Server 2008 Print Server vs Network printer
Deploying a print server has many advantages. To start you can deploy printers through group policy which requires no user interaction at all. Alternately you can list them in the directory and allow users to quickly and easily connect to them on there own. You also have centralized management so if a user calls with an issue you don't have to install the printer on your machine or take control of their computer to test it. Also with print management it allows you to list in an easy to browse interface all ports, forms, drivers, and printers available on the server.I personally manage (with other admins) 100's of printers and I could not imagine supporting a large volume of printers without a print server.
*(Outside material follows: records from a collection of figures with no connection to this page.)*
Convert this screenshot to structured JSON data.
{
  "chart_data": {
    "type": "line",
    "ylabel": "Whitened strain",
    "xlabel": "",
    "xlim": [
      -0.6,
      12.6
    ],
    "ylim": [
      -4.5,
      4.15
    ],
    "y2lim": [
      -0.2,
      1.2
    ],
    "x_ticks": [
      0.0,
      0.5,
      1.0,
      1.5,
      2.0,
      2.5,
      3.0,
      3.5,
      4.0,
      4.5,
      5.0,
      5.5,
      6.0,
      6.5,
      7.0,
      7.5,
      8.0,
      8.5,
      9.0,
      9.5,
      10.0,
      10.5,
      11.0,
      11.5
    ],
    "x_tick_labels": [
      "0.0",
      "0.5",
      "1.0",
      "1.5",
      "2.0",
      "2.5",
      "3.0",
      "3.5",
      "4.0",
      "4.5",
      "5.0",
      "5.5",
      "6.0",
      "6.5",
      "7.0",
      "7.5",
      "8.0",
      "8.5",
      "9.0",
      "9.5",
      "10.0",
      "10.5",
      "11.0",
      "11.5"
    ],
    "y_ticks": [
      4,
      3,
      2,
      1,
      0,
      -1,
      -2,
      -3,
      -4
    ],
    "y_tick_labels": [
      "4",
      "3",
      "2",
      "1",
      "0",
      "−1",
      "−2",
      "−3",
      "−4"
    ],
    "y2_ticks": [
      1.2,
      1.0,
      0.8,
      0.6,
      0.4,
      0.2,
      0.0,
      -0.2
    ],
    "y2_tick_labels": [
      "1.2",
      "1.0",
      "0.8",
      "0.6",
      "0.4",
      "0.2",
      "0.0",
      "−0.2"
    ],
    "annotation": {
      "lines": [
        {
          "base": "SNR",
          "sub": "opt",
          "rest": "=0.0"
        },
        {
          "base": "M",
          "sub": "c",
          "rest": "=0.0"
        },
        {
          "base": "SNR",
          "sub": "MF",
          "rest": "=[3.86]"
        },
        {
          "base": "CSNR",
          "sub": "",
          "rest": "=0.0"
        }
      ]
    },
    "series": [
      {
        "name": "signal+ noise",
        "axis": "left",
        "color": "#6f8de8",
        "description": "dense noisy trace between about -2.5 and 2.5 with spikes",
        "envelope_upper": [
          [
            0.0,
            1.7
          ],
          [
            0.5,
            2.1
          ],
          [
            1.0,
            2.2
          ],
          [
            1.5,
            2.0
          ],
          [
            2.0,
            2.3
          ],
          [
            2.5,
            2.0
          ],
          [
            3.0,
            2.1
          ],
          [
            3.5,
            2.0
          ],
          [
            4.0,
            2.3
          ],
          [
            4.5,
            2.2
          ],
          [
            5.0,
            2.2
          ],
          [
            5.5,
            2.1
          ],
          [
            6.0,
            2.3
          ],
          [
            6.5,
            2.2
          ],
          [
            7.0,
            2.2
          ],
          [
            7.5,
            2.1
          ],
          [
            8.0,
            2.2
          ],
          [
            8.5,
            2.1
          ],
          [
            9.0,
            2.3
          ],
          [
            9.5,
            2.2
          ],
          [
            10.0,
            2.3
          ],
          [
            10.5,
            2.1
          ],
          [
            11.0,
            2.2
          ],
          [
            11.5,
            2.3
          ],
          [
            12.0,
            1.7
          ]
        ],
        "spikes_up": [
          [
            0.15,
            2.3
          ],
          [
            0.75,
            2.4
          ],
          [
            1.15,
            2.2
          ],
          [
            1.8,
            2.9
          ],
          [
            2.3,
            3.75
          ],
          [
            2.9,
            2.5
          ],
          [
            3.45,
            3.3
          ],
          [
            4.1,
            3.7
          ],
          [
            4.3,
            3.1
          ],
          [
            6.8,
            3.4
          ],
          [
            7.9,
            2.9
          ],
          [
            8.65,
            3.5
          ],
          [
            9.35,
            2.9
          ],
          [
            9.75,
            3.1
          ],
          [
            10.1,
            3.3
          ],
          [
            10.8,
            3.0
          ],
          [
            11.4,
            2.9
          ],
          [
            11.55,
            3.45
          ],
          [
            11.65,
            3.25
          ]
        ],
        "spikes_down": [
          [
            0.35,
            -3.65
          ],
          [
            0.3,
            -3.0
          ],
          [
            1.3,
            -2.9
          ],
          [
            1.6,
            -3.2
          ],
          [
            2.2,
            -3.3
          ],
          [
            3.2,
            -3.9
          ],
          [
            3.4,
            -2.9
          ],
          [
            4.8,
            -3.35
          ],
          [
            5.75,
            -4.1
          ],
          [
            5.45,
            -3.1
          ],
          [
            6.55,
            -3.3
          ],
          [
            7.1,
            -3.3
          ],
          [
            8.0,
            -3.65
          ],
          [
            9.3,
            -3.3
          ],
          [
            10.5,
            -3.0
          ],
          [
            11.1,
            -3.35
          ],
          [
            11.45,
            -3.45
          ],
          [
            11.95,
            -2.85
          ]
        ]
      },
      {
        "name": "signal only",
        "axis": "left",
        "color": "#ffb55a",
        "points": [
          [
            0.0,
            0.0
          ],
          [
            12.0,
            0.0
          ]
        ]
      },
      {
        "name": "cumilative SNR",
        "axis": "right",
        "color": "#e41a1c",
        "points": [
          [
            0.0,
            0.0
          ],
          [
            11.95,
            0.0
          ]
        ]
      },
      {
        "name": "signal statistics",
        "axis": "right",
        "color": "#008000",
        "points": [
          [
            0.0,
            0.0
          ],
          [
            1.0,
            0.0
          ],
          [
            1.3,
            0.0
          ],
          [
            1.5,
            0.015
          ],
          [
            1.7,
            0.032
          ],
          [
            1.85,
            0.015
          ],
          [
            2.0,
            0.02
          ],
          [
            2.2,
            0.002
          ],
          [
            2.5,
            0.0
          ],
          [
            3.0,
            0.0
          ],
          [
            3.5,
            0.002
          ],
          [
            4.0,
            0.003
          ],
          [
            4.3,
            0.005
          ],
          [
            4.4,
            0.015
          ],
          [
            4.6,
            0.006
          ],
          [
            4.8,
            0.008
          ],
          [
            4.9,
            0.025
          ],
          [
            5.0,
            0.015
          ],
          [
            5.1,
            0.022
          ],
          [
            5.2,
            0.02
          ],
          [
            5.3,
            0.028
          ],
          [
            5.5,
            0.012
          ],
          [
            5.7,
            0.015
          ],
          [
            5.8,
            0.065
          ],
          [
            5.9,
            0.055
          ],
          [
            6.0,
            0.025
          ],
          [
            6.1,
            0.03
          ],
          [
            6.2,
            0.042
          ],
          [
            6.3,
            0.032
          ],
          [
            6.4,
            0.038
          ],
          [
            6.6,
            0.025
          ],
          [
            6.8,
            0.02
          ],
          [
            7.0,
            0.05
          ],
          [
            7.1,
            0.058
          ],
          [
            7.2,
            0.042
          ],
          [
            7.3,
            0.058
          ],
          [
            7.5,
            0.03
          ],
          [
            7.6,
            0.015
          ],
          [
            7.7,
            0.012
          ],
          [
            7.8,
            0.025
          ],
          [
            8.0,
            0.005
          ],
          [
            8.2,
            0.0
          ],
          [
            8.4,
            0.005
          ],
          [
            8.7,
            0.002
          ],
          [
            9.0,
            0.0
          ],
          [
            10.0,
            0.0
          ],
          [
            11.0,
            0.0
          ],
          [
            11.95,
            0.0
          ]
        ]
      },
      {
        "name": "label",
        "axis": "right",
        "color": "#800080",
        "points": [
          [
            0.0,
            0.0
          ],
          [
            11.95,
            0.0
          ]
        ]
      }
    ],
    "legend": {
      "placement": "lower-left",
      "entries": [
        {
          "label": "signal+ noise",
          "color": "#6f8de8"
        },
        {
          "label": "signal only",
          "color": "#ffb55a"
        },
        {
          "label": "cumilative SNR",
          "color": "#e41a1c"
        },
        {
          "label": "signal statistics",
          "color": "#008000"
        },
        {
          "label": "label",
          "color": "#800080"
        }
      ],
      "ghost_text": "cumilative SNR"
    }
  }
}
Keep in mind though there are disadvantages particularly when installing lots of drivers on one system like you would on a print server. Each driver is going to want to install it's own print processor and method for processing data. I have had a server refuse to allow connections to printers one day for no reason even after no additions or changes were made on that server. Even a call to Microsoft's paid techs was unable to resolve it, my only option was a clean install. Currently I have a print server that will randomly stop printing, with nothing in any of the printer queues, it's almost like it won't accept print jobs. The only problem I find with it is there will be 100's of files in the spool folder that need to be deleted. This is on top of the centralized point of failure, which you already mentioned.
I have only touched on what I personally find useful or a pain with using a print server. I am sure I have missed a lot of functionality that is available if there is a particular obstacle you are trying to overcome just ask.
In a small environment I like to have the SBS Server handle the print serving. Its generally made management & maintenance much easier. As for being a spof, thats true that it is but if your server is "down" printing is likely not going to be your highest priority.
Those are pretty much the trade-offs, for an environment that size. Of course, the printer itself is also a SPOF. However, if the server fails and a user needs to print, you can always connect them directly when required.
Easier to deploy and manage - that's the name of the game and nothing else is needed. Would you rather setup the same 6 printers 25 times (150 printer installs! yay!), or would you prefer to do it once and then just 'connect' the computers to the shares? Better yet (and if available), once you have the printers defined, use GP to roll them out, no user-visits required on your part.
In a similar sized company I have one printer that I cannot get to work properly through the print server (32/64 bit driver issues). I can assure you that having to manage each printer connection separately is a whole lot more bother than simply pointing to the printer on the server and selecting "connect".
As for that single point of failure, in general a server going down creates far more of a problem that just some documents not coming out of the printer. Remember, queued documents will normally start printing where they left off when the server comes back up.